I can easily import the changes using merge with
LOAD CSV WITH HEADERS FROM "file:///some.csv" AS row
MERGE (c:nType { uuid: row.uuid, name: row.name, revision: toInt(row.revision) }) ;
which also works pretty fast, even for CSV files with 160000 entries but only some are changed.
But when I try to do the same with relations matching onto the uuid part:
USING PERIODIC COMMIT 1000
LOAD CSV WITH HEADERS FROM "file:///tlpdb/48871/out/edge-contains.csv" AS row
MATCH (p { uuid: row.`:START_ID`}), (q { uuid: row.`:END_ID` } )
MERGE (p)-[r:contains]->(q) ;
then it takes about 11min for a simple csv file with 3491 new relations:
0 rows available after 708392 ms, consumed after another 0 ms
Created 3491 relationships
I didn't start with the csv file containing 164690 lines (but most are already present).
I have created an index (and it is online) on uuid as well as (name, revision).
This is with Neo4j 3.4.8 running on Debian/sid.
Do I need to set up another index?
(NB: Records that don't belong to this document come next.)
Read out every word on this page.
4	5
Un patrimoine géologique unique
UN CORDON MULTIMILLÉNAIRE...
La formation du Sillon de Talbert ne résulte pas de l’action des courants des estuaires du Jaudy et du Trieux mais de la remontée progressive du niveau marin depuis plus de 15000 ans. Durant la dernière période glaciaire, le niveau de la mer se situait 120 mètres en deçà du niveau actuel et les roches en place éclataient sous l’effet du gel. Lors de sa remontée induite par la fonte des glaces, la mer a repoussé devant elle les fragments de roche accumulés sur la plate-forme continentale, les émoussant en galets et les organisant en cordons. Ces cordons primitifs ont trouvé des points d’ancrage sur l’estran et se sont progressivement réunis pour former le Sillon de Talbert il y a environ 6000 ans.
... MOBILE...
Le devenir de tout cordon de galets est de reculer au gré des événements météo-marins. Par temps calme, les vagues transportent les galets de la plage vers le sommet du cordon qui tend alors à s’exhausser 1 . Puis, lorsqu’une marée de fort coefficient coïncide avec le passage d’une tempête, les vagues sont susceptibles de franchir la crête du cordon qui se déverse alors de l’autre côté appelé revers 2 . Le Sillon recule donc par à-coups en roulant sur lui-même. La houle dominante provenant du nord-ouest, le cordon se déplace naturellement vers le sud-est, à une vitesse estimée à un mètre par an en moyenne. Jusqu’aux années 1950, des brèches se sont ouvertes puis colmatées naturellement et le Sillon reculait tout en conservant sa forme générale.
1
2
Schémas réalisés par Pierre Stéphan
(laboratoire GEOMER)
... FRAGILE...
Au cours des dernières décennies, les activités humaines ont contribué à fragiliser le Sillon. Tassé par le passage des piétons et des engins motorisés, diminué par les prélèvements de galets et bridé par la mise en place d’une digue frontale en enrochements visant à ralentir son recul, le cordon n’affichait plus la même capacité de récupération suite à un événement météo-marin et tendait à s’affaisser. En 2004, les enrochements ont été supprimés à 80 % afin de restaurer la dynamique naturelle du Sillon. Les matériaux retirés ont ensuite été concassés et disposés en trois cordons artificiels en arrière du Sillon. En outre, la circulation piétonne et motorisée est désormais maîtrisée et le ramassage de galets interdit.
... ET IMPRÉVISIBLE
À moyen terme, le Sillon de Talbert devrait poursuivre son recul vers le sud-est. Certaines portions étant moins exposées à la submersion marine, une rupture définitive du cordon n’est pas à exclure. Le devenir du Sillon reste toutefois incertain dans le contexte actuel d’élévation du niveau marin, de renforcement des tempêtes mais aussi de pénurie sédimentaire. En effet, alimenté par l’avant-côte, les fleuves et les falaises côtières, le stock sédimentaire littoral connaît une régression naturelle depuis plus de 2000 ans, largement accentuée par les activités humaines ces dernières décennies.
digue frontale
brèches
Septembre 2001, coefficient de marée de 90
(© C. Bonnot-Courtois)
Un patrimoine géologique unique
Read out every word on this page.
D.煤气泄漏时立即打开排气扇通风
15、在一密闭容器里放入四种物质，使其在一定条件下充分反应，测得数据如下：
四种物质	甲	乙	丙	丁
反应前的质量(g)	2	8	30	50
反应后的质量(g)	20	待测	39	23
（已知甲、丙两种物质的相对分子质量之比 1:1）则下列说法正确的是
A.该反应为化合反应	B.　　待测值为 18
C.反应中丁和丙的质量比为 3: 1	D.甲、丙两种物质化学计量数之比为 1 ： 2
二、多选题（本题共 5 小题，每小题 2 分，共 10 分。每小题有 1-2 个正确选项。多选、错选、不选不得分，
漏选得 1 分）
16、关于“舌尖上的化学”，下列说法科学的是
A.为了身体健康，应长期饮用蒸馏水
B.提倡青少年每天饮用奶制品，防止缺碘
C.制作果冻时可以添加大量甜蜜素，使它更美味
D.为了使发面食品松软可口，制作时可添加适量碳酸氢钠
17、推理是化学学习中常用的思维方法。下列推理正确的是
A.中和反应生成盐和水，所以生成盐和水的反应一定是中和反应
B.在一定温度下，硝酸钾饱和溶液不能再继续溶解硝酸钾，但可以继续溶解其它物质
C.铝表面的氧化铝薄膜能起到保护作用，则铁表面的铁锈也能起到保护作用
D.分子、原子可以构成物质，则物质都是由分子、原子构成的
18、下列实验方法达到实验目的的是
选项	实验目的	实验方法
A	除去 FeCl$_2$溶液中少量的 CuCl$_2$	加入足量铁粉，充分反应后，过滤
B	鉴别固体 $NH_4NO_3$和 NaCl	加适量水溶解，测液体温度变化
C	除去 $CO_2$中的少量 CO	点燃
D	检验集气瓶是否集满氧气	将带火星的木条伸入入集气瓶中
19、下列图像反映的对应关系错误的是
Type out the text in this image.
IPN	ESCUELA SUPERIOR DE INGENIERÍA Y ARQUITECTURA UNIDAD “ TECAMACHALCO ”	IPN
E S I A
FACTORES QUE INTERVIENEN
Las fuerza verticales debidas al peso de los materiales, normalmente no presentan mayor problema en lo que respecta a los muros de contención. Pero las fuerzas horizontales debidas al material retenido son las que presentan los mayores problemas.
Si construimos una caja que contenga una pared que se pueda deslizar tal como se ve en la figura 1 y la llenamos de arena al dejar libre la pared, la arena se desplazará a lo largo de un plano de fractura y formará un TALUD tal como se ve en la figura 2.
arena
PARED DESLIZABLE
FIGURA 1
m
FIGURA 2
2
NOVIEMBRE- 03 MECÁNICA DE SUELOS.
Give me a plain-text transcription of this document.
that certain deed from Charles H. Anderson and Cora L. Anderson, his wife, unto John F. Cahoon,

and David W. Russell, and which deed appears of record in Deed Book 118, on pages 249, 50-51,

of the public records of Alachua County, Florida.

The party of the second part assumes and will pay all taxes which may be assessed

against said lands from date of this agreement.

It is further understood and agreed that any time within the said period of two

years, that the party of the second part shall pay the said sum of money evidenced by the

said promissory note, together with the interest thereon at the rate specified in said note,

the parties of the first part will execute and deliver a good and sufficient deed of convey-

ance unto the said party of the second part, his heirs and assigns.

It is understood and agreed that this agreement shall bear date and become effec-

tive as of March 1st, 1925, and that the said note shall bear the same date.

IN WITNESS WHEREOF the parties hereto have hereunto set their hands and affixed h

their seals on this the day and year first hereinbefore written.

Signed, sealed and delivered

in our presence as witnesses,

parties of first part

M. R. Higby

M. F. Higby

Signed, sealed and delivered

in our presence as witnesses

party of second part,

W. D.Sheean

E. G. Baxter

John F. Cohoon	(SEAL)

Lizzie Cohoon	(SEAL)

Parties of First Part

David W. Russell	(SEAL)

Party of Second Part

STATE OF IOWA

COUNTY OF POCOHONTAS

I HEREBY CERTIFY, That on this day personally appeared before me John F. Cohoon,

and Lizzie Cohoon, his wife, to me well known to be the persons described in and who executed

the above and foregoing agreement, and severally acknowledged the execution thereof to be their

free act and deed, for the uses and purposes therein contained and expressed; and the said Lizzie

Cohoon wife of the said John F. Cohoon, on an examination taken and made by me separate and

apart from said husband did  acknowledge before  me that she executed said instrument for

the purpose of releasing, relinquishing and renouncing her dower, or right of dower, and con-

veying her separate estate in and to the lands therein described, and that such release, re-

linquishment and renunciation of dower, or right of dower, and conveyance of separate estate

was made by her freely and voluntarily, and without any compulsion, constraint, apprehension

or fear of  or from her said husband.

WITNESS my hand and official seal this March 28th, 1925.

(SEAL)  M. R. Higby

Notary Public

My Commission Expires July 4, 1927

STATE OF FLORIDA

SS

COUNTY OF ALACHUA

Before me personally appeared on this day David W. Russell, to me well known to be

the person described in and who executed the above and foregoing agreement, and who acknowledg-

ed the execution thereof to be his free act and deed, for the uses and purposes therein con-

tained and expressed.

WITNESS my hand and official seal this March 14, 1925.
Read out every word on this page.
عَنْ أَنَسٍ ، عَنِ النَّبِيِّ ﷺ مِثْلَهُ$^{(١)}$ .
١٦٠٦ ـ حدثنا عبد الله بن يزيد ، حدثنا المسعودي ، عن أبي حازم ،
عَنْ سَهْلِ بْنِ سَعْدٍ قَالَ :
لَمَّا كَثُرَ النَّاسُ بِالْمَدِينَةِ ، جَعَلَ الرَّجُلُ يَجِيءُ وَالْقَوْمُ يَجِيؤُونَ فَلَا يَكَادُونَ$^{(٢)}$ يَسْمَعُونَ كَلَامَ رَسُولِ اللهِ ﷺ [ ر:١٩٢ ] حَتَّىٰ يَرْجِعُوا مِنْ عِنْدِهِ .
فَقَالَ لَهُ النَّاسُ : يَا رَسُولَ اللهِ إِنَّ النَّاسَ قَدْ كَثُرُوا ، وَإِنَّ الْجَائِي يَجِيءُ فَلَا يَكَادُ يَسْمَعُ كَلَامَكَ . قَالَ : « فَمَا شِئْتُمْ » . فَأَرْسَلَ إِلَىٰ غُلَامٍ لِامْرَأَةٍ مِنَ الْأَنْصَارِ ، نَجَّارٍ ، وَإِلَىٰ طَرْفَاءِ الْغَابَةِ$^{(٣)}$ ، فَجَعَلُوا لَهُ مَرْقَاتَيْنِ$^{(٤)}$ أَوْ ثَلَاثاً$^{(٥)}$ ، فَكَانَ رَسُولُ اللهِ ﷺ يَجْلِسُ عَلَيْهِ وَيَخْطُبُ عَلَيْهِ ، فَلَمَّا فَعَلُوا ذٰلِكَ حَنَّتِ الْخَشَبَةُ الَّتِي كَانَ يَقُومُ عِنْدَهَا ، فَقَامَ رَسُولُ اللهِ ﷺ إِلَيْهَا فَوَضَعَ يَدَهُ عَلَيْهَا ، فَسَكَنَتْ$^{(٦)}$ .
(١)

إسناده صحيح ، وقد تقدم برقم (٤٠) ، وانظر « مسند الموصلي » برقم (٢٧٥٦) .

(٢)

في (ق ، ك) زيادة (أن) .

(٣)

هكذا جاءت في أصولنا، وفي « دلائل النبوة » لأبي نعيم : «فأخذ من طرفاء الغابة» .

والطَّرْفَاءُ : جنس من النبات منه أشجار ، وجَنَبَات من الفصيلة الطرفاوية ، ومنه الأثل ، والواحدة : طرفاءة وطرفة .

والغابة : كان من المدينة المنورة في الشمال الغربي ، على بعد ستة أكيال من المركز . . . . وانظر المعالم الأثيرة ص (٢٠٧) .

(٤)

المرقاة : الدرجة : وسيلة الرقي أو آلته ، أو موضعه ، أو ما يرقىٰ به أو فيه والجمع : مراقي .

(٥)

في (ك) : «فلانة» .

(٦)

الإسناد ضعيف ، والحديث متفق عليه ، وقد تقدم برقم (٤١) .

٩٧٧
The uuids are unique across all nodes.
Indexes are only used when both the label and property that are indexed are present in your match pattern.
This: MATCH (p { uuid: row.:START_ID}), (q { uuid: row.:END_ID} )
doesn't have labels present on either of these, so an index won't be used. It's instead doing an all nodes scan for both, and accessing the properties of all the nodes in your db twice to fulfill this single match.
Add in the label for the index, and double-check by running an EXPLAIN of your query plan.
Thanks, indeed. But then if p and q label (node type) can be in a strict subset of all node types? I have 5 node types: p:Package, p:Collection, p:Scheme, ... and I want to restrict the search to say only Package and Collection.
I found a faster way but it collapses all the node types into one, and distinguishes them via attributes. That way the index runs over all possible nodes and the merge is very fast.
Is there another way to speed this up without collapsing node types and searching across node types? That is, emulating something like and index over mutliple node types (labels)?